Mirisnya lagi, 'grup maksiat' seperti ini bukan hanya satu. Marak juga grup-grup amoral lainnya seperti grup pedofilia, eljibiti alias kaum pelangi sodom, hingga grup swinger, yakni fantasi seksual yang dilakukan suami istri dengan cara saling bertukar pasangan. Na'udzubillah 

Terkait grup swinger misalnya, pada Januari 2025, heboh penemuan web yang beranggotakan lebih dari 17.732 orang. Mereka diketahui sudah melakukan aktivitas pesta seks selama 10 kali dalam setahun di wilayah Bali hingga Jakarta. Keberadaan mereka terungkap saat inisiatornya menyebar undangan pesta seks dan diam-diam menjual video swinger party tanpa sepengetahuan para pesertanya.

Sejatinya, apa yang kita lihat di dunia maya saat ini merupakan refleksi dari apa yang terjadi di dunia nyata. Mereka yang terhimpun di dunia maya kemungkinan hanya sebagian kecil dari mereka yang berkeliaran di dunia nyata. Relasi mereka perlahan tapi pasti menyusup memengaruhi ruang kehidupan masyarakat hingga nyaris dianggap sebagai sebuah “budaya yang normal”.

Hakikat keluarga dalam pandangan mereka sudah benar-benar kehilangan makna. Relasi mulia antara anak dan orang tua yang sangat dijaga dalam Islam, makna silaturahmi dalam persaudaraan antara adik dan kakak, juga antar kerabat dengan kerabat yang lain, serta ikatan perjanjian sakral antara suami dan istri, semua itu sudah terkoyak-koyak oleh dorongan syahwat dan fantasi liar yang kian tidak bisa dikendalikan melebihi binatang. 

Begitu pun dengan fitrah laki-laki dan perempuan yang pada dasarnya Allah ciptakan untuk melestarikan eksistensi manusia, dan memuliakan kehormatan nya makin lama makin pudar akibat hilangnya akal oleh gaya hidup liar yang mencampakkan agama dari kehidupan.

Jika semua yang terjadi ini terus dibiarkan ada, lantas apa yang akan tersisa untuk masa depan? Bukan hanya benteng pertahanan keluarga yang ada di ambang kehancuran, melainkan bangunan masyarakat, negara, bahkan peradaban manusia akan runtuh digantikan peradaban layaknya binatang yang hidup tanpa aturan dan moral.

Dalam sistem sekuler yang menjauhkan agama dari kehidupan ini, negara melalui pemimpinnya kehilangan kekuatan peran untuk mengurus dan menjaga rakyatnya.
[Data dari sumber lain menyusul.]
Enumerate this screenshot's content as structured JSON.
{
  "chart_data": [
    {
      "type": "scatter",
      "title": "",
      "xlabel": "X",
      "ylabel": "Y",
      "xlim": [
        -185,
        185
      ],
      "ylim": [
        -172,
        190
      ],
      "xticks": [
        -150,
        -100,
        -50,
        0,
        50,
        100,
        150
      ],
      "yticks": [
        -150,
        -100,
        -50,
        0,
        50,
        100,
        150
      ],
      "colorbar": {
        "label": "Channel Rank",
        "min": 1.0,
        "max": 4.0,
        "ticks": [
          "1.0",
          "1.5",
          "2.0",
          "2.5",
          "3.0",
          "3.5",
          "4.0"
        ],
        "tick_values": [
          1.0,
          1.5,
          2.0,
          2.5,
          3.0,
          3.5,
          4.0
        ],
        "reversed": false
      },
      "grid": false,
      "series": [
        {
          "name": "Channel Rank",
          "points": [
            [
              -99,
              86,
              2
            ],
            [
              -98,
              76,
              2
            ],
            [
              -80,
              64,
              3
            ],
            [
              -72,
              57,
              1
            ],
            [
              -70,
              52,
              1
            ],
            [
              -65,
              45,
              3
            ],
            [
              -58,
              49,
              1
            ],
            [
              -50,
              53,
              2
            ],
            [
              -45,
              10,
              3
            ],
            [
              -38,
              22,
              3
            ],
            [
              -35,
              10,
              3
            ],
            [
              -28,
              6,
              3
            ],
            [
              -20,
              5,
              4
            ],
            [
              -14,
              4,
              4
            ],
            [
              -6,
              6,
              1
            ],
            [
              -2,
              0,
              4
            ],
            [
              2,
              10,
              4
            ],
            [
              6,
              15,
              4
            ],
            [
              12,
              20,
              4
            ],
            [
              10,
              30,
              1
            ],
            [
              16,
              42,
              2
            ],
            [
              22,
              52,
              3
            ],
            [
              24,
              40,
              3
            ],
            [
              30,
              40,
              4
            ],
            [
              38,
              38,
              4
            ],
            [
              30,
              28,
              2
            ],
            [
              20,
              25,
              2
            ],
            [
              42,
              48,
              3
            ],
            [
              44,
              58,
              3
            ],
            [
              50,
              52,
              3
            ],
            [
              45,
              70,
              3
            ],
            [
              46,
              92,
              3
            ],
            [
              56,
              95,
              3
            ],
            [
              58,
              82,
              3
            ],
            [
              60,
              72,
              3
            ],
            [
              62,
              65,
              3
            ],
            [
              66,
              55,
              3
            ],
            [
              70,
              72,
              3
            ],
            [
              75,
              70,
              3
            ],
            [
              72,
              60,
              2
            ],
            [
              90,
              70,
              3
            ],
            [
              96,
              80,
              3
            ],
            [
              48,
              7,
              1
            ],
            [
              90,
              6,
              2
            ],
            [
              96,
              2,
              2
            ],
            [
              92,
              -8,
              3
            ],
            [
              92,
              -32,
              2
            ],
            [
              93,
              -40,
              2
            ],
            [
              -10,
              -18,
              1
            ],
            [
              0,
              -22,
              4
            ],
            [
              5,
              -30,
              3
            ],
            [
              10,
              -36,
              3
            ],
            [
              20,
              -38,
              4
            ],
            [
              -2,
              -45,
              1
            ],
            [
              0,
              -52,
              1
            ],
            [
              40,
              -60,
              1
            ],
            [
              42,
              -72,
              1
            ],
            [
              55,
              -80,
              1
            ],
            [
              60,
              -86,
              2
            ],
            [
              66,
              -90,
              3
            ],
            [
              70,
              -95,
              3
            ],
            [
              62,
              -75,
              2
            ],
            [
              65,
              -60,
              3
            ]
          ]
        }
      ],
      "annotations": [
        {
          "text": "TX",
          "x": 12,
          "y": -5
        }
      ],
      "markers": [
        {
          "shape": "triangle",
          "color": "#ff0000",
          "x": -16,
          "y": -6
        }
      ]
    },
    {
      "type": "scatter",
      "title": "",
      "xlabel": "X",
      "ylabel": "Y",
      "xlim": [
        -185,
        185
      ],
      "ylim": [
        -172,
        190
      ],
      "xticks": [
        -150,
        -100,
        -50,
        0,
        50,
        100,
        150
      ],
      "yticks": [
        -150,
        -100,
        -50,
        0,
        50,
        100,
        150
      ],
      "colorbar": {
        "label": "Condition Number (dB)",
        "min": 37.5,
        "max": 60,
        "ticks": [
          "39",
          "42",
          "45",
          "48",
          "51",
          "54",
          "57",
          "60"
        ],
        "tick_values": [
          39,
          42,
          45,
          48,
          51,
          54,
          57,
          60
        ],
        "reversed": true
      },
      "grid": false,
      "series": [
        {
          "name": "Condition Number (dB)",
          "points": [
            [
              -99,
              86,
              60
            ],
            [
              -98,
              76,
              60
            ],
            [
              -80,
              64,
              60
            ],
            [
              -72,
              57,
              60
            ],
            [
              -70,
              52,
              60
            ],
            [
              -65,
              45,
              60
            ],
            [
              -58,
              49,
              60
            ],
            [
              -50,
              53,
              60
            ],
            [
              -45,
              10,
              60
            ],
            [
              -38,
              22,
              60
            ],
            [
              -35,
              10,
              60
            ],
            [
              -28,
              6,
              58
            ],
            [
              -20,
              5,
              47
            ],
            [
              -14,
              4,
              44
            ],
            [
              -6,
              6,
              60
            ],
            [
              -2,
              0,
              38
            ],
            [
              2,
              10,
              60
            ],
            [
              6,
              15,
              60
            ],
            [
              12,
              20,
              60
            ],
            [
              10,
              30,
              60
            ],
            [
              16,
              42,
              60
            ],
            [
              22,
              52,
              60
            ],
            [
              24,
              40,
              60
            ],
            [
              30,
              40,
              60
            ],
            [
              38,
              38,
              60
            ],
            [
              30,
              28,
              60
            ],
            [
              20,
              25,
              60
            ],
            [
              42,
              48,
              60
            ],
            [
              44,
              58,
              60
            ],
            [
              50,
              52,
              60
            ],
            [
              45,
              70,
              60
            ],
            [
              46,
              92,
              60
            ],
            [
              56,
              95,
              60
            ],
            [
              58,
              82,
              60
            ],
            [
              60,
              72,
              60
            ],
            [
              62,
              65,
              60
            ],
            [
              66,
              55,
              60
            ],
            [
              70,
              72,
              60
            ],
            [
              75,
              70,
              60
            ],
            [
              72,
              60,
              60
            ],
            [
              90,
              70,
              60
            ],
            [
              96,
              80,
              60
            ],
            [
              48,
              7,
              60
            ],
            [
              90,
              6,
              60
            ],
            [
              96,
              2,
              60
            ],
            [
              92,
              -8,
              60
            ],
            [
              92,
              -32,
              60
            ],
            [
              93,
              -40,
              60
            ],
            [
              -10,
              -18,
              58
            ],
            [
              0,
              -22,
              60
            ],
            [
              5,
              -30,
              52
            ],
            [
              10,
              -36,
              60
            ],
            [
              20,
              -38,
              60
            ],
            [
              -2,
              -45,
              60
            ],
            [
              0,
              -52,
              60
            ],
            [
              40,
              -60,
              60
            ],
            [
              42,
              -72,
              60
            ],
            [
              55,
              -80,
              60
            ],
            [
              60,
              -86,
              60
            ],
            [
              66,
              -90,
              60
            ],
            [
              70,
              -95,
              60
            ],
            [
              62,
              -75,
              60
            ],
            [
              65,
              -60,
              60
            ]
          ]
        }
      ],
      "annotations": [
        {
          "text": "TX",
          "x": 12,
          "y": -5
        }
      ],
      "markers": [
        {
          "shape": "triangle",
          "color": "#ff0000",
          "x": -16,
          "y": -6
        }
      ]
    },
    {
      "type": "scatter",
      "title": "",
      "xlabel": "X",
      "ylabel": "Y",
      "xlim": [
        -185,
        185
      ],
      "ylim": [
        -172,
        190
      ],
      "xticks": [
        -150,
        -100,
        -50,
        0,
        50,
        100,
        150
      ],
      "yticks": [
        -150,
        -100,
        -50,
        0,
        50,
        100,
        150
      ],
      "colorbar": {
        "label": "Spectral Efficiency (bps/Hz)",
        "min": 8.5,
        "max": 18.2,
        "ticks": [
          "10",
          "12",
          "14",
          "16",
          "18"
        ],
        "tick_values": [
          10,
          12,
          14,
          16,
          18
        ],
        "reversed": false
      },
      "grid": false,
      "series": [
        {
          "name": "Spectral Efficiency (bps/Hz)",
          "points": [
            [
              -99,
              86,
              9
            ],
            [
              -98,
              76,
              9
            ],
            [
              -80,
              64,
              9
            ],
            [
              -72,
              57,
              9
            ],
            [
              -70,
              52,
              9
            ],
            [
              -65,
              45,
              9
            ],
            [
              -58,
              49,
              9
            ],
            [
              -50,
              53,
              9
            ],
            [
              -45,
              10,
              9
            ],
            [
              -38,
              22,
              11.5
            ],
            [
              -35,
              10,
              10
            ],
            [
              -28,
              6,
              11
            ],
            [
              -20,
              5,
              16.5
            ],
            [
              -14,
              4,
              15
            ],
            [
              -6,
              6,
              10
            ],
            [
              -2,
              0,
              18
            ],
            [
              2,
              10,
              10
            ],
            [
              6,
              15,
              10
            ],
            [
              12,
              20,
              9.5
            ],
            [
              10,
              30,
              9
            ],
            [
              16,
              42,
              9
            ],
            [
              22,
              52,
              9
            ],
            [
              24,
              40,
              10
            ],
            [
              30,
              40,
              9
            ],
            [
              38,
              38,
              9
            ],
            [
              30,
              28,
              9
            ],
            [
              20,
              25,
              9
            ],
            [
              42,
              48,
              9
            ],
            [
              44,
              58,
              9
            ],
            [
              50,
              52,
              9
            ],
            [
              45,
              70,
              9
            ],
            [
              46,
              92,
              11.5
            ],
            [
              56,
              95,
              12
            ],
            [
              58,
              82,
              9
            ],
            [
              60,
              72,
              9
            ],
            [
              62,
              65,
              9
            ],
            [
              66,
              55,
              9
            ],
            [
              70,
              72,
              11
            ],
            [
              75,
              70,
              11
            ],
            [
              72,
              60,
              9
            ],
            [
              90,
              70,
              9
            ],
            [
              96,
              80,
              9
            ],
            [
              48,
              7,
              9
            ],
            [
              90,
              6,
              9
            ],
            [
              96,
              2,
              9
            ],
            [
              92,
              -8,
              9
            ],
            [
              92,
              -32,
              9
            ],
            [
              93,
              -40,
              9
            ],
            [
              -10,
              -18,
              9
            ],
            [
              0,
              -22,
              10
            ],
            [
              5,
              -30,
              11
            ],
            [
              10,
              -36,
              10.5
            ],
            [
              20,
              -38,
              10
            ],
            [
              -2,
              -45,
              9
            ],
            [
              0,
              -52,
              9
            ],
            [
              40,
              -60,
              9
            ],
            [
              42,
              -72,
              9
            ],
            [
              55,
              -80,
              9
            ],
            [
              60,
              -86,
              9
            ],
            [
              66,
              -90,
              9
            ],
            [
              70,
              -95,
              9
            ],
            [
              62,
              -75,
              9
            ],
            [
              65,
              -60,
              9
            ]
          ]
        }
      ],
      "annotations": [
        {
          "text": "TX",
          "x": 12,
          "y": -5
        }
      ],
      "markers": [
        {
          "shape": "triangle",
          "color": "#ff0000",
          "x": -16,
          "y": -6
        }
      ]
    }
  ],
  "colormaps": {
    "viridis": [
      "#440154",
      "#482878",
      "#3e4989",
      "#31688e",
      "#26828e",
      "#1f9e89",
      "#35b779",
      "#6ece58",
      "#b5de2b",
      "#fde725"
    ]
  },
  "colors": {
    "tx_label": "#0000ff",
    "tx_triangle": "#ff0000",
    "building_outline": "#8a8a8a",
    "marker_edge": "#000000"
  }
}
Negara dalam sistem ini memang di-setting hanya berfungsi sebagai pelayan bagi kepentingan orang-orang yang punya modal dan juga kepentingan negara-negara besar. Akibatnya negara membatasi agama dan moral menjadi sebatas ranah individual. Sedangkan dalam urusan publik kemasyarakatan, negara mengharamkan campur tangan agama karena dipandang tidak sesuai dalam berbagai aturan dan kebidengan spirit kemajuan dan hak asasi manusia.

Semua itu terkontruksi pada berbagai aturan yang diterapkan negara. Sistem politiknya begitu sarat dengan intrik dan sikap hipokrit. Sistem ekonominya begitu zalim dan eksploitatif. Sistem sosialnya begitu bebas dan serba permisif. Sistem hukumnya begitu mandul mencegah kerusakan dan sangat diskriminatif. Sistem hankamnya pun begitu lemah dan mudah diintervensi. Sementara itu, sistem pendidikannya begitu sarat kapitalisasi sekaligus minus dari nilai-nilai agama dan akhlak yang terpuji. Sungguh komplikatif dan kondisi yang sangat bobrok.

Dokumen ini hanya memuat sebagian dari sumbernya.